A casta Touriga Nacional, que é a casta rainha no Dão, mas também o Alfrocheiro, uma casta à qual estamos rendidos pela sua vertente aromática que é realmente fabulosa. E outras castas, como a Jaen, que na Taboadella tem um cunho muito especial, e também uma área de Baga, que apesar de muita gente achar que é uma casta da Bairrada, na verdade tem origem no Dão.
A rolha tem muitos contributos, não é só um. É de senso-comum falar no ritual da abertura de uma garrafa, é um gesto muito bonito, que atrai todos os olhares numa mesa, sejam pessoas da área ou não. Este é o lado da sociabilização. Depois em termos técnicos, a rolha de cortiça é realmente um vedante que interage com o tempo, com o ambiente e com a evolução do vinho. Todos os outros não interagem. E isso é uma grande mais-valia.
Todos os anos temos de nos adaptar em alguma coisa, porque as alterações são evidentes. Posso dizer-lhe que na Quinta Nova tínhamos muita erosão e logo no início adotamos um sistema de enrelvamento que permite que a água se infiltre e não escorra, mantendo os patamares, ao mesmo tempo que criamos um habitat natural para a fauna e a flora autóctones. Isso faz com que na Quinta Nova não se usem herbicidas, porque ao cuidar do solo temos todos os micro-organismos benéficos que controlam a população dos organismos maléficos na vinha. Depois adotamos outras medidas, como não fazer desfolha, ter podas muito controladas e outras técnicas muito antigas, anteriores à mecanização, que replicamos hoje para proteger a vinha.
Por outro lado, no Douro somos das poucas quintas em que não fazemos tratamentos só porque sim. Tratamos a vinha num esquema de produção integrada (e em breve biodinâmica também) em que temos uma monitorização constante a partir da nossa estação meteorológica. Isso permite-nos saber se houve infeção na vinha e curá-la.

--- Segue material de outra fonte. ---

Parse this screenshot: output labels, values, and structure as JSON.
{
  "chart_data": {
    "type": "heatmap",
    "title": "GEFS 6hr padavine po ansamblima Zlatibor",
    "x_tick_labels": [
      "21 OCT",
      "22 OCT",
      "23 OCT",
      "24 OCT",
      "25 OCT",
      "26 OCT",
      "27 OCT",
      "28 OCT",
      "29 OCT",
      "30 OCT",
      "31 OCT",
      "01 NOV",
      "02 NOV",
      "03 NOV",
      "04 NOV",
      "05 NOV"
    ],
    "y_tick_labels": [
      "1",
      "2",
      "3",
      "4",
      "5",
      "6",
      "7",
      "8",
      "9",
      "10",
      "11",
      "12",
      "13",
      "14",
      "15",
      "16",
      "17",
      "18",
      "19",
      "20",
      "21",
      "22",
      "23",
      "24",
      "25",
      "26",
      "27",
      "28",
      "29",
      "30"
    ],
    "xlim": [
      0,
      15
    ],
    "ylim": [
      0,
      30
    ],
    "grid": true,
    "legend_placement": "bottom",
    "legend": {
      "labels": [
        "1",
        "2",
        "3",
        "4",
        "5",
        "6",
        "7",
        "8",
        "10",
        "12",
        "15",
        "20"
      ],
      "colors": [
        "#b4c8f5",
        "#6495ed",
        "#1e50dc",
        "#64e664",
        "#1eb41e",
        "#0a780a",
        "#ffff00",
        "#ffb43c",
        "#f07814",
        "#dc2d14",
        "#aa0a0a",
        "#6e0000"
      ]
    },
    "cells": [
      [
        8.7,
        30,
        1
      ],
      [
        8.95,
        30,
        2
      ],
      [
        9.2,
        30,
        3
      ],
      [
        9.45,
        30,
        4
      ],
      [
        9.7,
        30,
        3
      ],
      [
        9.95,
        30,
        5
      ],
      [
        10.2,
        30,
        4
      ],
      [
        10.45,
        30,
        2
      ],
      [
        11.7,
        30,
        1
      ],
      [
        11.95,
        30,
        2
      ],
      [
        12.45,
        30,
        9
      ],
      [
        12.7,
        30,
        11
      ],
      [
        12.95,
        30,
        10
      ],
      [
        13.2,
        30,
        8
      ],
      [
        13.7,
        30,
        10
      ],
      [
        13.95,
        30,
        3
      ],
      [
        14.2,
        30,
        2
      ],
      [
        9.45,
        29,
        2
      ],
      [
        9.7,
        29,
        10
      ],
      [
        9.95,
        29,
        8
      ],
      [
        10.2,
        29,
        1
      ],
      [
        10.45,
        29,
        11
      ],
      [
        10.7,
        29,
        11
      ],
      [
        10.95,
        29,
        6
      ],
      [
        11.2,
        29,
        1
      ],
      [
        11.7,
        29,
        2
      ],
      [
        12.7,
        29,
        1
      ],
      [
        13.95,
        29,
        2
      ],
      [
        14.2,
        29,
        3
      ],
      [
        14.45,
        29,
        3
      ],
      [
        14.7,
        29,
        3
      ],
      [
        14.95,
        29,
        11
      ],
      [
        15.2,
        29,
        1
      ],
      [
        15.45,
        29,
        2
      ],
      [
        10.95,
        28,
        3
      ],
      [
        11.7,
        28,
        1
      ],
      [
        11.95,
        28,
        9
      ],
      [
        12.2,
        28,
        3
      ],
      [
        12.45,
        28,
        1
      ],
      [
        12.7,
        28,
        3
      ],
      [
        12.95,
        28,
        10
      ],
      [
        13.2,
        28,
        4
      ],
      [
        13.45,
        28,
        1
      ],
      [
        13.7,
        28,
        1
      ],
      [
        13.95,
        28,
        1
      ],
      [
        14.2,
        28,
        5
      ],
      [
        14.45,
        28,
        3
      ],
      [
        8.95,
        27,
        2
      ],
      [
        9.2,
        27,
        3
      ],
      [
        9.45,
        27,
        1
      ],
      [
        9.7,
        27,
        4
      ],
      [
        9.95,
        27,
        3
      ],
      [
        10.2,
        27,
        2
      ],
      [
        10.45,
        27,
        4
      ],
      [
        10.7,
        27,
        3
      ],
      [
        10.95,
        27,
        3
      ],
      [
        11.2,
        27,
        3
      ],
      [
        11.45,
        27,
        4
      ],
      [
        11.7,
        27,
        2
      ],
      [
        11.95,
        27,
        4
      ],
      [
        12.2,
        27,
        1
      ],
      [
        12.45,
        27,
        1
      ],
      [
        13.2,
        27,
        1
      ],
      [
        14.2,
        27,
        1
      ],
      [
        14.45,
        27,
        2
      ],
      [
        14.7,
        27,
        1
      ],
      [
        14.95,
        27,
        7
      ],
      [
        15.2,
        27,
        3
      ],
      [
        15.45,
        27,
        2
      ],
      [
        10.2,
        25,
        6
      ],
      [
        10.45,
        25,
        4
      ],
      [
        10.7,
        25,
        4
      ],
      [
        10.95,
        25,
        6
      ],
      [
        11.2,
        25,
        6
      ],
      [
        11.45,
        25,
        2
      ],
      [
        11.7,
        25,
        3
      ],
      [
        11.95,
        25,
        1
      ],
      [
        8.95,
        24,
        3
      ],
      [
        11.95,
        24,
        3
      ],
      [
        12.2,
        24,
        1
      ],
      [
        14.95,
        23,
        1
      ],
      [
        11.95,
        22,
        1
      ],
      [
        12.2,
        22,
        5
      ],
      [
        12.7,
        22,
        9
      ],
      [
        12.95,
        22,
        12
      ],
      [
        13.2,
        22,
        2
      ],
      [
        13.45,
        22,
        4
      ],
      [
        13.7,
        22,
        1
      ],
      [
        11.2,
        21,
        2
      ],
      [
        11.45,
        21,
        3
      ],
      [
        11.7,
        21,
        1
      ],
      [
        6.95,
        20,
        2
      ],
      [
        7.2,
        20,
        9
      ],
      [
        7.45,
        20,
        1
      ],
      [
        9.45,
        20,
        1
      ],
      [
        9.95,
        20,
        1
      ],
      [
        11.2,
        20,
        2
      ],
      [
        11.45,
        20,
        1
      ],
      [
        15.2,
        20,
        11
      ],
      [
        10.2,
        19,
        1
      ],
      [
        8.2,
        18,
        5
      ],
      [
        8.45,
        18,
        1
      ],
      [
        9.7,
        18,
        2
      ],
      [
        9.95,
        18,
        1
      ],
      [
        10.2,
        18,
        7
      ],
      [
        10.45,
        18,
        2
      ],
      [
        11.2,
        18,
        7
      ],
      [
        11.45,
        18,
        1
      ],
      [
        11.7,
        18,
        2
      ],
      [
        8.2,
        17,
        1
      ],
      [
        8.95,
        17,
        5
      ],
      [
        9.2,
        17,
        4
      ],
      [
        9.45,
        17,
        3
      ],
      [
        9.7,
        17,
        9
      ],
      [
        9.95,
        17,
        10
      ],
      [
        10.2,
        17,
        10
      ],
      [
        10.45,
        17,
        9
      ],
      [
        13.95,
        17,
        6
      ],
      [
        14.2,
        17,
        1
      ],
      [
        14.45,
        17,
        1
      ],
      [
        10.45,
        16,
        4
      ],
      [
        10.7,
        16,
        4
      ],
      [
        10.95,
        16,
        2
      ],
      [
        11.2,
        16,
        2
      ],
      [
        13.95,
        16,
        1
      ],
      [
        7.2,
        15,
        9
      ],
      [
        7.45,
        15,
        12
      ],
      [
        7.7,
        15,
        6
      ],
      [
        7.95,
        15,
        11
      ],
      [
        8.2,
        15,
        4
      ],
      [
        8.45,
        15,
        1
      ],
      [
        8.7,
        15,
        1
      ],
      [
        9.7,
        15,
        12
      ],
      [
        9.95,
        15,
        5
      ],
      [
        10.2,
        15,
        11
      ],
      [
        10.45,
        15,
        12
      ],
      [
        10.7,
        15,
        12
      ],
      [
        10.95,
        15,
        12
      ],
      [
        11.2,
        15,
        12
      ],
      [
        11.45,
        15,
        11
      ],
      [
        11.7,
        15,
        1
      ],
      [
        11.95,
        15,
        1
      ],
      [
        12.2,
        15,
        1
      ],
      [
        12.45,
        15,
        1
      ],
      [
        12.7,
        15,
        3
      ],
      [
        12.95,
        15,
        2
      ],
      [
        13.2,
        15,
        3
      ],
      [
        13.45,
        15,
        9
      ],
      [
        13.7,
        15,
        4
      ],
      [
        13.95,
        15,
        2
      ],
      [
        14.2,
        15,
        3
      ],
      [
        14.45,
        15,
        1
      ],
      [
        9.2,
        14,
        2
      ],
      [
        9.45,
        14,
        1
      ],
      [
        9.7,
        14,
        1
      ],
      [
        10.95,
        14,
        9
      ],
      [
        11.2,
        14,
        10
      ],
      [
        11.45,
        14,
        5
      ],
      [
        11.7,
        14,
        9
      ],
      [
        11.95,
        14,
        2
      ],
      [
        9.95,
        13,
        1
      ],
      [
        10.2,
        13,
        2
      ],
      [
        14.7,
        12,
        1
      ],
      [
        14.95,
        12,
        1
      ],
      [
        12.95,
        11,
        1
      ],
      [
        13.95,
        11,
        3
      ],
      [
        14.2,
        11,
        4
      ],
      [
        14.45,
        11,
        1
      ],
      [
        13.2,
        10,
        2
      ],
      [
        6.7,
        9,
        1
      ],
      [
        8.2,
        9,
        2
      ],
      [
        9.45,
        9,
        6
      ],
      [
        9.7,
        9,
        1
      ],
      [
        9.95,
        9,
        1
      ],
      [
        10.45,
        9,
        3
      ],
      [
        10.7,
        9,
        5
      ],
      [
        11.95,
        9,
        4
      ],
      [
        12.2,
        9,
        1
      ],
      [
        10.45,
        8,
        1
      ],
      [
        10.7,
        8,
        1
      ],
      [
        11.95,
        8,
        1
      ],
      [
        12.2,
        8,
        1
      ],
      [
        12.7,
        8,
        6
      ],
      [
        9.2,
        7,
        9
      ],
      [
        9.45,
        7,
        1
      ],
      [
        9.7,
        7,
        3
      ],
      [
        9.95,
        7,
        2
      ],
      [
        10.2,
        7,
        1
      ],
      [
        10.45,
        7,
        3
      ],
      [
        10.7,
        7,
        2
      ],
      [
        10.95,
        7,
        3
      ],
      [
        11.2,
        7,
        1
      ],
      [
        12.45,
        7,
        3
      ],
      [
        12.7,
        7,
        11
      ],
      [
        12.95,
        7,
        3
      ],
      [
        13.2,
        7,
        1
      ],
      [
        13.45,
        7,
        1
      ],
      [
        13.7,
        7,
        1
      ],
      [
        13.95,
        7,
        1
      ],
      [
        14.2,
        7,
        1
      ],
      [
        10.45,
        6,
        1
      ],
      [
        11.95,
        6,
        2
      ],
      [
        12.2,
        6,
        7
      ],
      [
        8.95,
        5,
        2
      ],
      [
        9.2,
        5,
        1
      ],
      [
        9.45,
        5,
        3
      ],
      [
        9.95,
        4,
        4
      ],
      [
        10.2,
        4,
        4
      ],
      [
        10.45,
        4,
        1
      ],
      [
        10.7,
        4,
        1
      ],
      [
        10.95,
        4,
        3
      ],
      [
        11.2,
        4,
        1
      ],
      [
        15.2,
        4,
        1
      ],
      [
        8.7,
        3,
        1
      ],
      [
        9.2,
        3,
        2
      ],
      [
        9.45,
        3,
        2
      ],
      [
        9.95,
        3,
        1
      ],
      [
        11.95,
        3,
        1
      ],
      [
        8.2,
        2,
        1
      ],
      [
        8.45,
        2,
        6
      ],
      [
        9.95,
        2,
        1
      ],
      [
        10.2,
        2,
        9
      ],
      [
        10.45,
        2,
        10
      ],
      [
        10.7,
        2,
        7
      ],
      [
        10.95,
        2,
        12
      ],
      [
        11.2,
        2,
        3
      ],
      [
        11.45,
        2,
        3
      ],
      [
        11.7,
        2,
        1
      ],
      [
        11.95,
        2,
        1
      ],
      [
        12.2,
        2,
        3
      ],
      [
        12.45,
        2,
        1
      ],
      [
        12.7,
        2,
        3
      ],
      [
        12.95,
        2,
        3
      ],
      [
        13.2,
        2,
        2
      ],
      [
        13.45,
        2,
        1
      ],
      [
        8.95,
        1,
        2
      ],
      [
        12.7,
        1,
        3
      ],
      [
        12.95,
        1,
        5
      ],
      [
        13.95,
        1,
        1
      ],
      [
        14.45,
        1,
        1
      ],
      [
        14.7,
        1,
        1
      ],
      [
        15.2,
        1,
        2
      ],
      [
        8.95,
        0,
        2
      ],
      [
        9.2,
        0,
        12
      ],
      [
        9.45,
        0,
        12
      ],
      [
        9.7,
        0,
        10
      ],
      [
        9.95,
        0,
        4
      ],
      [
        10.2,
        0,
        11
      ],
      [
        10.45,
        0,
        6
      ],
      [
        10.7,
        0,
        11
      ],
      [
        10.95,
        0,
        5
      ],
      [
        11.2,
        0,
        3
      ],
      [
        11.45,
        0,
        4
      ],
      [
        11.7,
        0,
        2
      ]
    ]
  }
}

Trabalhamos não com produtos preventivos, mas sim com produtos curativos. Ou seja, há menos intervenções, menor impacto.
E pela planta em si. Acabamos por ter intervenções mínimas na planta, conseguindo melhores produções, com melhor qualidade, e plantas que vão viver mais anos. E na vinha isso é muito importante. Porque uma videira com 15 anos, com 30 ou com 45 ou 60 anos dará qualidades completamente diferentes. É como a sabedoria nas pessoas. Vai-se ganhando maturidade, com menos quantidade e maior qualidade. No nosso projeto a qualidade é a essência, é primordial. Como gosto de dizer: “A vida é demasiado curta para se beber maus vinhos”.